Future newspapers will be just like today’s, except they won’t require paper and readers may have to search for the news all by themselves.
New York Times science reporter Kenneth Chang has come to that conclusion after eight years on the job, including making one online video attempting to ice skate while explaining why it’s impossible to ice skate.
Or something like that.
Chang, who spoke Wednesday afternoon at the Pierson College Master’s House at Yale, said one video is enough. After all, he’s a newspaper reporter, not a performer.
Which puts him on thinning ice.
The problem with newspapers, Chang said, is that they must be purchased. This puts print at a disadvantage to the web, which can be viewed for free.
The Times is keeping its head above water, unlike other newspapers that are casting off employees like so much ballast as they prepare for the final glide to the bottom.
Even so, circulation at the Times is off significantly.
“Newspapers are not doing terribly well. But we aren’t General Motors,” Chang said.
“People are still reading the Times, about one million people a day,” he said. However, circulation is down 33 percent, and like many papers, the Times is trying to make money, somehow, from the World Wide Web.
About 20 percent of the Times‘s audience reads both the newspaper and the online version.
In fact, readership is up, counting the online operation, he said.
Here’s the catch: Subscribing to the paper costs about $275 a year. Reading the website is free.
The Times staff, the legion who report and write, costs the company $130 million a year.

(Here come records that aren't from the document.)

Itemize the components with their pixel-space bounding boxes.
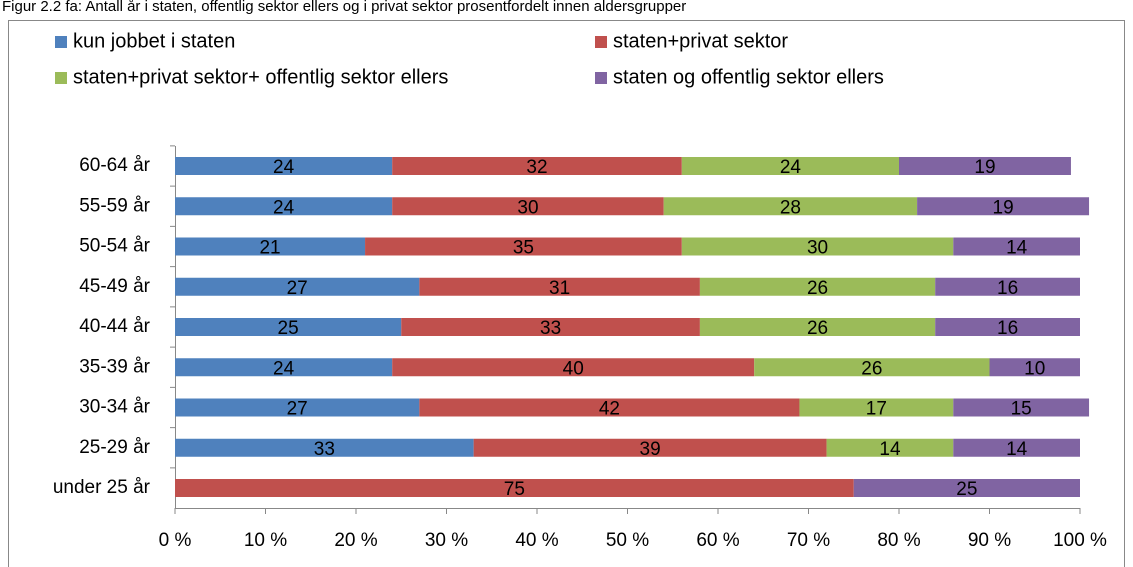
- data-label: 33: [540, 318, 561, 339]
- bar-segment: [989, 358, 1080, 377]
- legend-swatch: [55, 72, 67, 84]
- bar-segment: [175, 237, 366, 256]
- data-label: 27: [287, 399, 308, 420]
- legend-label: kun jobbet i staten: [73, 30, 235, 52]
- data-label: 40: [563, 358, 584, 379]
- bar-segment: [419, 277, 700, 296]
- x-tick-label: 10 %: [244, 530, 287, 551]
- bar-segment: [365, 237, 682, 256]
- legend-label: staten og offentlig sektor ellers: [613, 66, 884, 88]
- bar-segment: [175, 318, 402, 336]
- bar-segment: [473, 438, 827, 457]
- y-tick-label: 60-64 år: [79, 155, 150, 176]
- x-tick-label: 70 %: [787, 530, 830, 551]
- data-label: 24: [780, 157, 802, 178]
- x-tick-label: 20 %: [334, 530, 377, 551]
- y-tick-label: under 25 år: [53, 477, 151, 498]
- data-label: 24: [273, 197, 295, 218]
- data-label: 19: [974, 157, 995, 178]
- data-label: 14: [1006, 439, 1028, 460]
- bar-segment: [175, 197, 393, 216]
- y-tick-label: 25-29 år: [79, 437, 150, 458]
- data-label: 33: [314, 439, 335, 460]
- bar-segment: [917, 197, 1090, 216]
- legend-label: staten+privat sektor+ offentlig sektor e…: [73, 66, 448, 88]
- data-label: 16: [997, 318, 1018, 339]
- data-label: 25: [278, 318, 299, 339]
- bar-segment: [681, 237, 954, 256]
- x-tick-label: 30 %: [425, 530, 468, 551]
- legend-swatch: [595, 72, 607, 84]
- data-label: 21: [259, 238, 280, 259]
- bar-segment: [953, 398, 1090, 417]
- chart-frame: [8, 20, 1125, 567]
- data-label: 30: [807, 238, 828, 259]
- bar-segment: [953, 438, 1080, 457]
- bar-segment: [175, 277, 420, 296]
- bar-segment: [419, 398, 800, 417]
- legend-swatch: [55, 36, 67, 48]
- x-tick-label: 80 %: [877, 530, 920, 551]
- data-label: 17: [866, 399, 887, 420]
- x-tick-label: 90 %: [968, 530, 1011, 551]
- data-label: 25: [956, 479, 977, 500]
- x-tick-label: 100 %: [1053, 530, 1107, 551]
- bar-segment: [853, 479, 1080, 497]
- y-tick-label: 50-54 år: [79, 236, 150, 257]
- y-tick-label: 55-59 år: [79, 195, 150, 216]
- data-label: 39: [640, 439, 661, 460]
- bar-segment: [935, 318, 1080, 336]
- bar-segment: [175, 358, 393, 377]
- y-tick-label: 45-49 år: [79, 276, 150, 297]
- x-tick-label: 0 %: [159, 530, 192, 551]
- bar-segment: [401, 318, 700, 336]
- data-label: 15: [1011, 399, 1032, 420]
- bar-segment: [935, 277, 1080, 296]
- data-label: 35: [513, 238, 534, 259]
- data-label: 27: [287, 278, 308, 299]
- bar-segment: [681, 157, 899, 175]
- bar-segment: [699, 277, 936, 296]
- data-label: 24: [273, 157, 295, 178]
- y-tick-label: 30-34 år: [79, 397, 150, 418]
- bar-segment: [175, 479, 854, 497]
- data-label: 32: [526, 157, 547, 178]
- bar-segment: [392, 157, 682, 175]
- bar-segment: [799, 398, 954, 417]
- data-label: 26: [807, 278, 828, 299]
- y-tick-label: 40-44 år: [79, 316, 150, 337]
- data-label: 31: [549, 278, 570, 299]
- data-label: 42: [599, 399, 620, 420]
- chart-title: Figur 2.2 fa: Antall år i staten, offent…: [2, 0, 686, 15]
- data-label: 75: [504, 479, 525, 500]
- data-label: 19: [993, 197, 1014, 218]
- data-label: 14: [879, 439, 901, 460]
- data-label: 26: [807, 318, 828, 339]
- data-label: 24: [273, 358, 295, 379]
- bar-segment: [899, 157, 1071, 175]
- data-label: 26: [861, 358, 882, 379]
- bar-segment: [392, 197, 664, 216]
- data-label: 14: [1006, 238, 1028, 259]
- bar-segment: [663, 197, 918, 216]
- bar-segment: [699, 318, 936, 336]
- bar-segment: [392, 358, 755, 377]
- legend-label: staten+privat sektor: [613, 30, 788, 52]
- x-tick-label: 40 %: [515, 530, 558, 551]
- y-tick-label: 35-39 år: [79, 356, 150, 377]
- bar-segment: [175, 398, 420, 417]
- data-label: 28: [780, 197, 801, 218]
- bar-segment: [175, 438, 474, 457]
- data-label: 16: [997, 278, 1018, 299]
- x-tick-label: 60 %: [696, 530, 739, 551]
- bar-segment: [953, 237, 1080, 256]
- x-tick-label: 50 %: [606, 530, 649, 551]
- bar-segment: [826, 438, 954, 457]
- bar-segment: [754, 358, 990, 377]
- data-label: 10: [1024, 358, 1045, 379]
- data-label: 30: [517, 197, 538, 218]
- legend-swatch: [595, 36, 607, 48]
- bar-segment: [175, 157, 393, 175]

That’s right. They could cut that by about 90 percent and save a ton of money. But then the quality would plummet, and readership would collapse.
Sort of a shoot yourself in the foot to spite your nose kind of move.
The web is not generating enough revenue to to support the newsroom.
“That’s sort of why we have a problem,” he said. “Newspaper websites are way up. The interest in news is there. So how is The New York Times going to pay my salary?”
Chang meant that as a rhetorical question. As a Poynter Fellow in journalism at Yale, a Princeton graduate,and with an almost-PhD in physics, he’s too valuable to chuck.
Of course that’s how we all feel until we’re sitting in the human relations or whatever office, watching a career compressed, compacted, and slipped into an official manila envelope.
So, how is the Times going to pay Chang?
Somehow, the newspaper will have to advertise effectively online, or charge for copies the same way iTunes charges for songs, he said.
“If you got five million people to pay $1 a week, that would be $250 million a year,” Chang said. Charging for content would make newspapers profitable.
On the other hand, why pay even $1 when you can get the same information for free?
Just find a way to advertise effectively online, a few Yale students suggested.
Like what? Intrusive cartoons? Figures doing strange dances? People who work in advertising have thought about this a lot without much success.
Newspaper readers encounter ads unexpectedly. “It’s much easier to ignore ads on the web. No one looks at the ads,” Chang said.
Just count the clicks. The web itself allows you to see that your web ad is going nowhere.
Often there are zero clicks to the righthand column on the computer screen, where the ads go, Chang said. The space is so poisonous that news is passed over when placed there.
Consequently, websites have turned to personalized news, RSS feeds, podcasts, blogs, and other electronic ephemera to add value and demand.
But when people click on The New York Times science section, they do not immediately head for blogs, slide shows, or videos, Chang said.
“Most people are coming to read words on a white background,” he said. He knows this because web sites record all of those clicks.
As for the future of science in newspapers, like everything else, it’s headed to the web.
“More writing is being done on the web. There are more outlets, but you need to go look for them,” he said.
However, the problem remains that it’s possible to sell print on paper. We’ve all seen it done. Selling electrons — not so easy.
Somehow, sitting down with a cup of coffee and rows of ghostly electrons just isn’t the same as turning pages.
Abram Katz, the New Haven Register’s science reporter, was laid off last week after decades at the company as part of the paper’s continuing financial meltdown.